If the aren’t enough buyers, the motivated bank-sellers will lower their prices until sold. But they haven’t had to discount many REOs, at least so far. They’ve been very successful listing at 2%-5% under comps – with more REOs in the higher price ranges, that formula may get tested.
C. TRY SHORT SALES
There will probably be more short sales coming to market, than foreclosures – only because it’s still early. If you have time (3-6 months) to wait and see if the bank will approve your terms, then there could be some opportunity. But patience is required.
The banks aren’t rolling over on lowball short sales.
The agent in La Costa Oaks who tried to dump and run at $920,000 had to put the listing back on the market yesterday – for $1,065,000, the bank’s appraised value.
D. EXPAND YOUR TARGET ZONE
If schools are a primary motivator, investigate them carefully. The high schools especially have seen movement – did you know that La Jolla, Torrey Pines, CCA, La Costa Canyon, Carlsbad, and San Marcos High Schools are all rated an “8” at the website www.greatschools.net? I don’t know much about the website’s accuracy, but it wasn’t that long ago that they rated Torrey Pines a “10”.
There are reports of rampant drug use at all SD high schools (my oldest is graduating next week!).
E. PAY MORE
I don’t condone over-paying – most listings I see are 10% to 20% too high, and you have to let them go. But if you are within 1-2% of making a deal, consider the benefit of ending the frustration. It will get more frustrating, not less, should more foreclosures hit your market. The additional competition between buyers will likely push prices beyond the ‘nice buy’ range, and into the ‘retail-ish’ range.
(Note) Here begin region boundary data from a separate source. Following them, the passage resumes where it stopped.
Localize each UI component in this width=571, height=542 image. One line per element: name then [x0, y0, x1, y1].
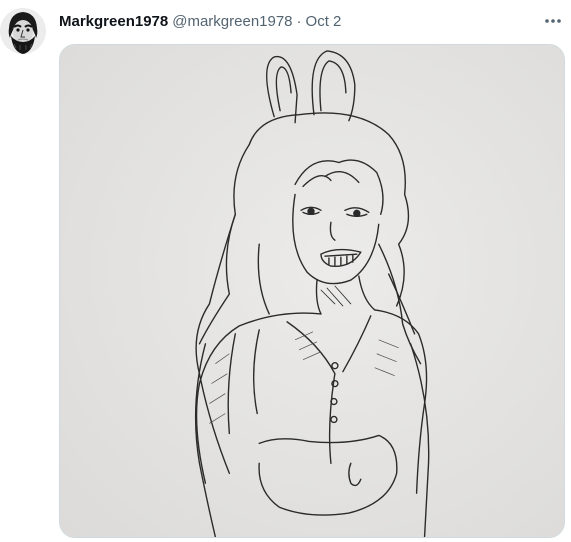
tweet: Markgreen1978 @markgreen1978 · Oct 2 — [0, 0, 571, 542]
avatar[interactable] — [0, 8, 46, 54]
more-options-button[interactable] — [539, 9, 567, 33]
display-name[interactable]: Markgreen1978 — [59, 13, 168, 30]
tweet-media-image[interactable] — [59, 44, 565, 538]
avatar-image — [0, 8, 46, 54]
more-horizontal-icon — [545, 19, 561, 23]
tweet-date[interactable]: Oct 2 — [306, 13, 342, 30]
user-handle[interactable]: @markgreen1978 — [172, 13, 292, 30]
separator-dot: · — [296, 12, 302, 30]
sketch-drawing — [60, 45, 564, 537]
tweet-header: Markgreen1978 @markgreen1978 · Oct 2 — [59, 10, 341, 32]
In summary, the longer you wait, the better your chances of seeing more product, but finding the right house at the right price is very difficult. I think that there are many homeowners who are just now defaulting, and will hit the market as short sales or REOs over the next 1-2 years. They should help fuel the supply, but if you can’t find the right house at the right price, it won’t matter much.